Ce film de Ken Loach (2014) s'inscrit dans une période historique postérieure à celle racontée dans "Le vent se lève" (2006). Ce dernier évoquait la période qui conduisit l'Irlande à devenir indépendante mais sous la forme d'un "dominion" rejeté par une partie de la population engendrant une meurtrière guerre civile pendant deux ans. Pour faire simple, ce furent les grands propriétaires et l'Église catholique irlandaise qui emportèrent la mise à l'issue des affrontements poussant à l'exil certains opposants républicains.
Le film "Jimmy's Hall" raconte l'histoire du personnage historique Jimmy Gralton au moment où il revient en Irlande, en 1932, après un long séjour aux USA, à la faveur du nouveau gouvernement de l'Irlande conduit par Valera, opposant républicain. Avant son exil, il gérait une salle de danse qui était aussi une maison de rencontres des opposants républicains. Le retour de Jimmy est l'occasion de remettre en état ce bâtiment à la fureur des grands propriétaires locaux et de l'Église qui y voient l'installation d'un "soviet" communiste.
Le film est surtout l'évocation de la rencontre frontale entre le curé de la paroisse, bouffi de haine face à ce trublion qui détourne le bon peuple de la vraie foi et de l'obéissance en l'entrainant sur des chemins de perdition voire même communistes.
Des scènes (presque jouissives pour le vieil anticlérical que je suis) le montre en chaire vilipender les paroissiens impies qui osent aller s'amuser et passer du bon temps dans cette salle de danse qui parait bien inoffensive et bien sympathique.
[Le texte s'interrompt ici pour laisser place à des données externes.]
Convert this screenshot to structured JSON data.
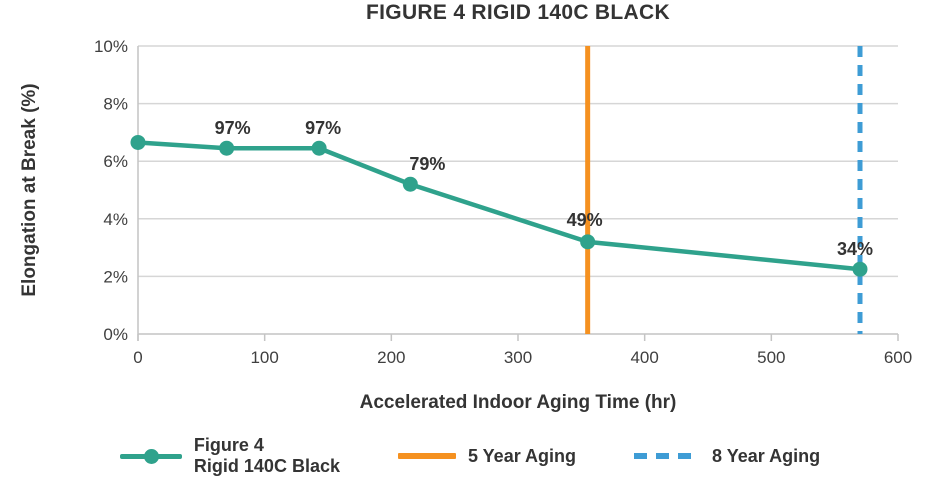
{
  "chart": {
    "title": "FIGURE 4 RIGID 140C BLACK",
    "y_axis_title": "Elongation at Break (%)",
    "x_axis_title": "Accelerated Indoor Aging Time (hr)"
  },
  "legend": {
    "series_line1": "Figure 4",
    "series_line2": "Rigid 140C Black",
    "five_year_label": "5 Year Aging",
    "eight_year_label": "8 Year Aging"
  },
  "colors": {
    "series": "#2FA28C",
    "five_year": "#F59120",
    "eight_year": "#3E9CD5",
    "title_text": "#343434",
    "tick_text": "#3F3F3F",
    "data_label_text": "#333333",
    "grid": "#D6D6D6",
    "axis": "#C4C4C4"
  },
  "chart_data": {
    "type": "line",
    "title": "FIGURE 4 RIGID 140C BLACK",
    "xlabel": "Accelerated Indoor Aging Time (hr)",
    "ylabel": "Elongation at Break (%)",
    "xlim": [
      0,
      600
    ],
    "ylim": [
      0,
      10
    ],
    "grid": "horizontal-only",
    "legend_position": "bottom",
    "x_ticks": [
      {
        "value": 0,
        "label": "0"
      },
      {
        "value": 100,
        "label": "100"
      },
      {
        "value": 200,
        "label": "200"
      },
      {
        "value": 300,
        "label": "300"
      },
      {
        "value": 400,
        "label": "400"
      },
      {
        "value": 500,
        "label": "500"
      },
      {
        "value": 600,
        "label": "600"
      }
    ],
    "y_ticks": [
      {
        "value": 0,
        "label": "0%"
      },
      {
        "value": 2,
        "label": "2%"
      },
      {
        "value": 4,
        "label": "4%"
      },
      {
        "value": 6,
        "label": "6%"
      },
      {
        "value": 8,
        "label": "8%"
      },
      {
        "value": 10,
        "label": "10%"
      }
    ],
    "series": [
      {
        "name": "Figure 4 Rigid 140C Black",
        "color_key": "series",
        "x": [
          0,
          70,
          143,
          215,
          355,
          570
        ],
        "y": [
          6.65,
          6.45,
          6.45,
          5.2,
          3.2,
          2.25
        ],
        "point_labels": [
          "",
          "97%",
          "97%",
          "79%",
          "49%",
          "34%"
        ],
        "label_dx": [
          0,
          6,
          4,
          17,
          -3,
          -5
        ],
        "label_dy": [
          -14,
          -14,
          -14,
          -14,
          -16,
          -14
        ]
      }
    ],
    "vlines": [
      {
        "x": 355,
        "name": "5 Year Aging",
        "color_key": "five_year",
        "dash": null
      },
      {
        "x": 570,
        "name": "8 Year Aging",
        "color_key": "eight_year",
        "dash": [
          11,
          8
        ]
      }
    ]
  }
}
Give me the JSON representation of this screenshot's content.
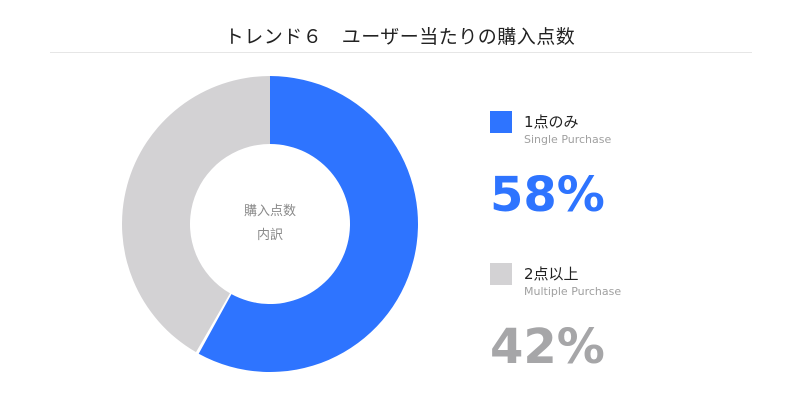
{
  "chart_data": {
    "type": "pie",
    "variant": "donut",
    "title": "トレンド６　ユーザー当たりの購入点数",
    "center_label": [
      "購入点数",
      "内訳"
    ],
    "categories": [
      "1点のみ",
      "2点以上"
    ],
    "subtitles": [
      "Single Purchase",
      "Multiple Purchase"
    ],
    "values": [
      58,
      42
    ],
    "value_labels": [
      "58%",
      "42%"
    ],
    "colors": [
      "#2e74ff",
      "#d3d2d4"
    ],
    "percent_colors": [
      "#2e74ff",
      "#a6a6a8"
    ],
    "legend_position": "right"
  }
}
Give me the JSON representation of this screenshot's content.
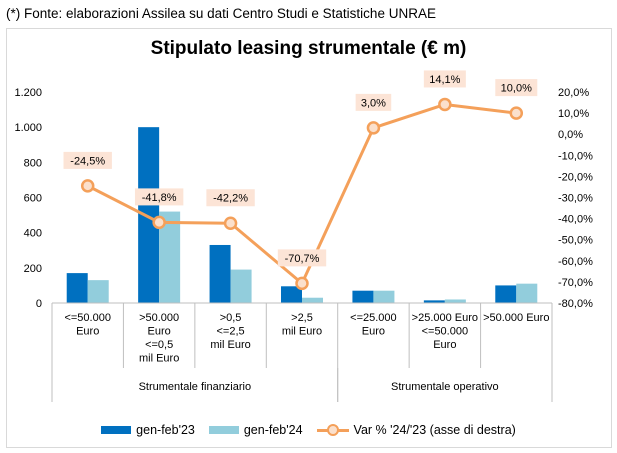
{
  "source_note": "(*) Fonte: elaborazioni Assilea su dati Centro Studi e Statistiche UNRAE",
  "colors": {
    "series1": "#0070c0",
    "series2": "#92cddc",
    "line": "#f4a05a",
    "marker_fill": "#fbe0cc",
    "label_bg": "#fce4d6"
  },
  "chart_data": {
    "type": "bar",
    "title": "Stipulato leasing strumentale (€ m)",
    "categories": [
      [
        "<=50.000",
        "Euro"
      ],
      [
        ">50.000",
        "Euro",
        "<=0,5",
        "mil Euro"
      ],
      [
        ">0,5",
        "<=2,5",
        "mil Euro"
      ],
      [
        ">2,5",
        "mil Euro"
      ],
      [
        "<=25.000",
        "Euro"
      ],
      [
        ">25.000 Euro",
        "<=50.000",
        "Euro"
      ],
      [
        ">50.000 Euro"
      ]
    ],
    "groups": [
      {
        "label": "Strumentale finanziario",
        "start": 0,
        "end": 3
      },
      {
        "label": "Strumentale operativo",
        "start": 4,
        "end": 6
      }
    ],
    "series": [
      {
        "name": "gen-feb'23",
        "axis": "left",
        "values": [
          170,
          1000,
          330,
          95,
          70,
          15,
          100
        ]
      },
      {
        "name": "gen-feb'24",
        "axis": "left",
        "values": [
          130,
          520,
          190,
          30,
          70,
          20,
          110
        ]
      },
      {
        "name": "Var % '24/'23 (asse di destra)",
        "axis": "right",
        "type": "line",
        "values": [
          -24.5,
          -41.8,
          -42.2,
          -70.7,
          3.0,
          14.1,
          10.0
        ],
        "labels": [
          "-24,5%",
          "-41,8%",
          "-42,2%",
          "-70,7%",
          "3,0%",
          "14,1%",
          "10,0%"
        ]
      }
    ],
    "y_left": {
      "min": 0,
      "max": 1200,
      "ticks": [
        0,
        200,
        400,
        600,
        800,
        1000,
        1200
      ],
      "tick_labels": [
        "0",
        "200",
        "400",
        "600",
        "800",
        "1.000",
        "1.200"
      ]
    },
    "y_right": {
      "min": -80,
      "max": 20,
      "ticks": [
        -80,
        -70,
        -60,
        -50,
        -40,
        -30,
        -20,
        -10,
        0,
        10,
        20
      ],
      "tick_labels": [
        "-80,0%",
        "-70,0%",
        "-60,0%",
        "-50,0%",
        "-40,0%",
        "-30,0%",
        "-20,0%",
        "-10,0%",
        "0,0%",
        "10,0%",
        "20,0%"
      ]
    },
    "legend_position": "bottom"
  }
}
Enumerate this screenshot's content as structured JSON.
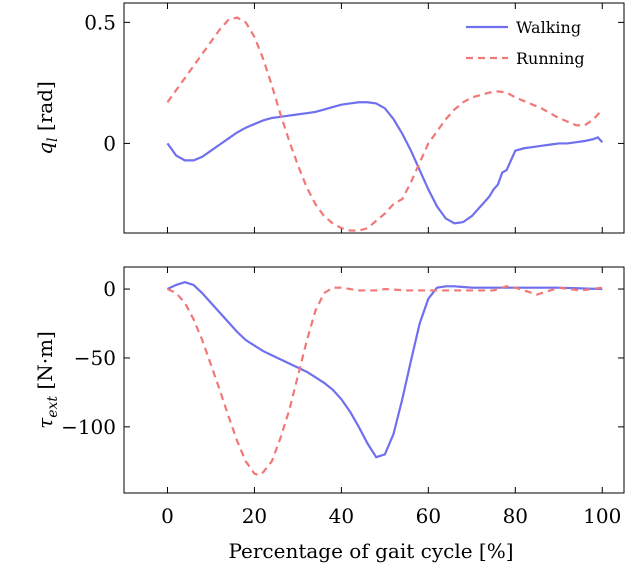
{
  "chart_data": [
    {
      "type": "line",
      "ylabel": "q_l [rad]",
      "ylabel_parts": {
        "symbol": "q",
        "subscript": "l",
        "unit": " [rad]"
      },
      "xlim": [
        -10,
        105
      ],
      "ylim": [
        -0.37,
        0.58
      ],
      "yticks": [
        0,
        0.5
      ],
      "ytick_labels": [
        "0",
        "0.5"
      ],
      "xticks": [
        0,
        20,
        40,
        60,
        80,
        100
      ],
      "legend": "top-right",
      "series": [
        {
          "name": "Walking",
          "color": "#6f6ff0",
          "style": "solid",
          "x": [
            0,
            2,
            4,
            6,
            8,
            10,
            12,
            14,
            16,
            18,
            20,
            22,
            24,
            26,
            28,
            30,
            32,
            34,
            36,
            38,
            40,
            42,
            44,
            46,
            48,
            50,
            52,
            54,
            56,
            58,
            60,
            62,
            64,
            66,
            68,
            70,
            72,
            74,
            75,
            76,
            77,
            78,
            79,
            80,
            82,
            84,
            86,
            88,
            90,
            92,
            94,
            96,
            98,
            99,
            100
          ],
          "y": [
            0,
            -0.05,
            -0.07,
            -0.07,
            -0.055,
            -0.03,
            -0.005,
            0.02,
            0.045,
            0.065,
            0.08,
            0.095,
            0.105,
            0.11,
            0.115,
            0.12,
            0.125,
            0.13,
            0.14,
            0.15,
            0.16,
            0.165,
            0.17,
            0.17,
            0.165,
            0.145,
            0.1,
            0.04,
            -0.03,
            -0.11,
            -0.19,
            -0.26,
            -0.31,
            -0.33,
            -0.325,
            -0.3,
            -0.26,
            -0.22,
            -0.19,
            -0.17,
            -0.12,
            -0.11,
            -0.07,
            -0.03,
            -0.02,
            -0.015,
            -0.01,
            -0.005,
            0,
            0,
            0.005,
            0.01,
            0.018,
            0.025,
            0.005
          ]
        },
        {
          "name": "Running",
          "color": "#f07878",
          "style": "dashed",
          "x": [
            0,
            2,
            4,
            6,
            8,
            10,
            12,
            14,
            16,
            18,
            20,
            22,
            24,
            26,
            28,
            30,
            32,
            34,
            36,
            38,
            40,
            42,
            44,
            46,
            48,
            50,
            52,
            54,
            56,
            58,
            60,
            62,
            64,
            66,
            68,
            70,
            72,
            74,
            76,
            78,
            80,
            82,
            84,
            86,
            88,
            90,
            92,
            94,
            96,
            98,
            100
          ],
          "y": [
            0.17,
            0.22,
            0.27,
            0.32,
            0.37,
            0.42,
            0.47,
            0.51,
            0.52,
            0.5,
            0.44,
            0.35,
            0.24,
            0.12,
            0.01,
            -0.09,
            -0.18,
            -0.25,
            -0.3,
            -0.33,
            -0.35,
            -0.36,
            -0.36,
            -0.35,
            -0.32,
            -0.29,
            -0.25,
            -0.23,
            -0.16,
            -0.08,
            0,
            0.05,
            0.1,
            0.14,
            0.17,
            0.19,
            0.2,
            0.21,
            0.215,
            0.21,
            0.19,
            0.175,
            0.16,
            0.145,
            0.125,
            0.105,
            0.09,
            0.075,
            0.075,
            0.1,
            0.14
          ]
        }
      ]
    },
    {
      "type": "line",
      "xlabel": "Percentage of gait cycle [%]",
      "ylabel": "τ_ext [N·m]",
      "ylabel_parts": {
        "symbol": "τ",
        "subscript": "ext",
        "unit": " [N·m]"
      },
      "xlim": [
        -10,
        105
      ],
      "ylim": [
        -148,
        16
      ],
      "yticks": [
        0,
        -50,
        -100
      ],
      "ytick_labels": [
        "0",
        "−50",
        "−100"
      ],
      "xticks": [
        0,
        20,
        40,
        60,
        80,
        100
      ],
      "xtick_labels": [
        "0",
        "20",
        "40",
        "60",
        "80",
        "100"
      ],
      "series": [
        {
          "name": "Walking",
          "color": "#6f6ff0",
          "style": "solid",
          "x": [
            0,
            2,
            4,
            6,
            8,
            10,
            12,
            14,
            16,
            18,
            20,
            22,
            24,
            26,
            28,
            30,
            32,
            34,
            36,
            38,
            40,
            42,
            44,
            46,
            48,
            50,
            52,
            54,
            56,
            58,
            60,
            62,
            64,
            66,
            68,
            70,
            75,
            80,
            85,
            90,
            95,
            100
          ],
          "y": [
            0,
            3,
            5,
            3,
            -3,
            -10,
            -17,
            -24,
            -31,
            -37,
            -41,
            -45,
            -48,
            -51,
            -54,
            -57,
            -60,
            -64,
            -68,
            -73,
            -80,
            -89,
            -100,
            -112,
            -122,
            -120,
            -105,
            -80,
            -52,
            -25,
            -7,
            1,
            2,
            2,
            1.5,
            1,
            1,
            1,
            1,
            1,
            0.5,
            0
          ]
        },
        {
          "name": "Running",
          "color": "#f07878",
          "style": "dashed",
          "x": [
            0,
            2,
            4,
            6,
            8,
            10,
            12,
            14,
            16,
            18,
            20,
            21,
            22,
            24,
            26,
            28,
            30,
            32,
            34,
            36,
            38,
            40,
            42,
            44,
            46,
            48,
            50,
            55,
            60,
            65,
            70,
            75,
            78,
            80,
            85,
            90,
            95,
            100
          ],
          "y": [
            0,
            -3,
            -10,
            -22,
            -37,
            -55,
            -73,
            -92,
            -110,
            -125,
            -134,
            -135,
            -133,
            -125,
            -108,
            -88,
            -63,
            -38,
            -16,
            -3,
            1,
            1,
            0,
            -1,
            -1,
            -1,
            0,
            -1,
            -1,
            -1,
            -1,
            -1,
            2,
            1,
            -4,
            1,
            -1,
            1
          ]
        }
      ]
    }
  ]
}
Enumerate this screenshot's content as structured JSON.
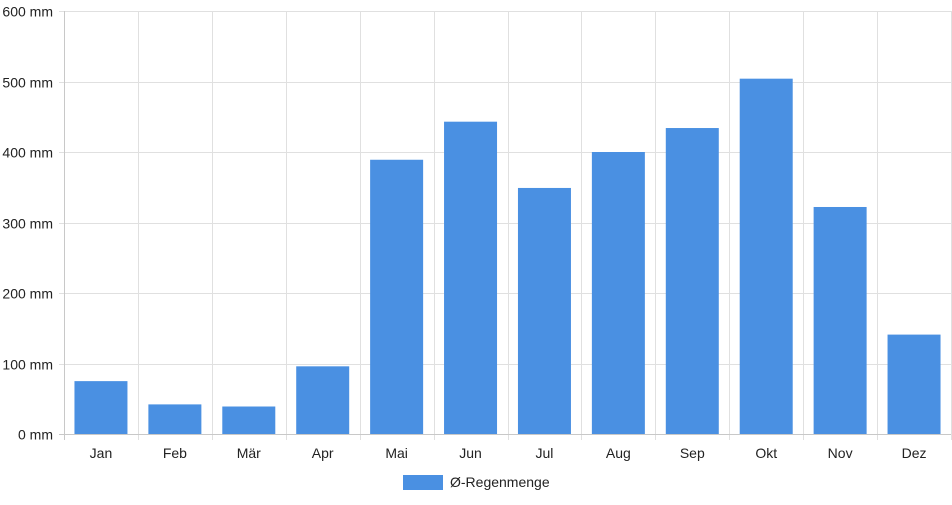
{
  "chart_data": {
    "type": "bar",
    "categories": [
      "Jan",
      "Feb",
      "Mär",
      "Apr",
      "Mai",
      "Jun",
      "Jul",
      "Aug",
      "Sep",
      "Okt",
      "Nov",
      "Dez"
    ],
    "series": [
      {
        "name": "Ø-Regenmenge",
        "values": [
          75,
          42,
          39,
          96,
          389,
          443,
          349,
          400,
          434,
          504,
          322,
          141
        ]
      }
    ],
    "ylim": [
      0,
      600
    ],
    "yticks": [
      0,
      100,
      200,
      300,
      400,
      500,
      600
    ],
    "ytick_labels": [
      "0 mm",
      "100 mm",
      "200 mm",
      "300 mm",
      "400 mm",
      "500 mm",
      "600 mm"
    ],
    "unit": "mm",
    "grid": true,
    "legend_position": "bottom-center",
    "colors": {
      "bar": "#4a90e2",
      "grid": "#e0e0e0",
      "axis": "#c8c8c8",
      "text": "#222222"
    }
  }
}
Et surtout oser danser sur cette musique de sauvages importée des Etats-Unis qu'on appelle, il parait, le jazz. Pensez-donc, une "musique issue de l'Afrique la plus noire". Il ira même jusqu'à lire la liste de ces mauvais paroissiens du haut de sa chaire avec son doigt vengeur et sa voix outrée.
Spoiler : un bon père de famille, particulièrement réactionnaire et bien-pensant (au sens du Larousse) visé en public par l'inconduite de sa fille sortira de l'Église en la trainant de force. De retour à la maison, il se saisira d'une cravache pour punir l'effrontée. En ce temps-là, on savait (quand même) ramener les brebis égarées dans le droit chemin. Tudieu ! Sauf que, dans le cas de la petite, le mal risque fort d'être incurable …
Heureusement, un jeune prêtre semble outré par les mœurs du curé de la paroisse un peu barbares, n'hésite pas à considérer ces actes comme "dignes du Ku Klux Klan". Pas impossible que Loach en mettant en scène ce curé dans le film, préfigure un avenir de l'Irlande un peu plus social …
D'un point de vue musical, on n'échappe pas à de magnifiques ballades irlandaises (pas assez nombreuses, pour mon goût) et à d'agréables petits morceaux de jazz pleins de swing.
Pour finir, c'est un film que je qualifierai d'intéressant et instructif. Même si la réalité du personnage de Jimmy est peut-être un peu plus radicale et un peu moins consensuelle que celle que nous sert Ken Loach.
Ce n'est pas grave, en définitive, ce qui est intéressant, là, c'est le symbole d'un pays qui se construit dans la douleur.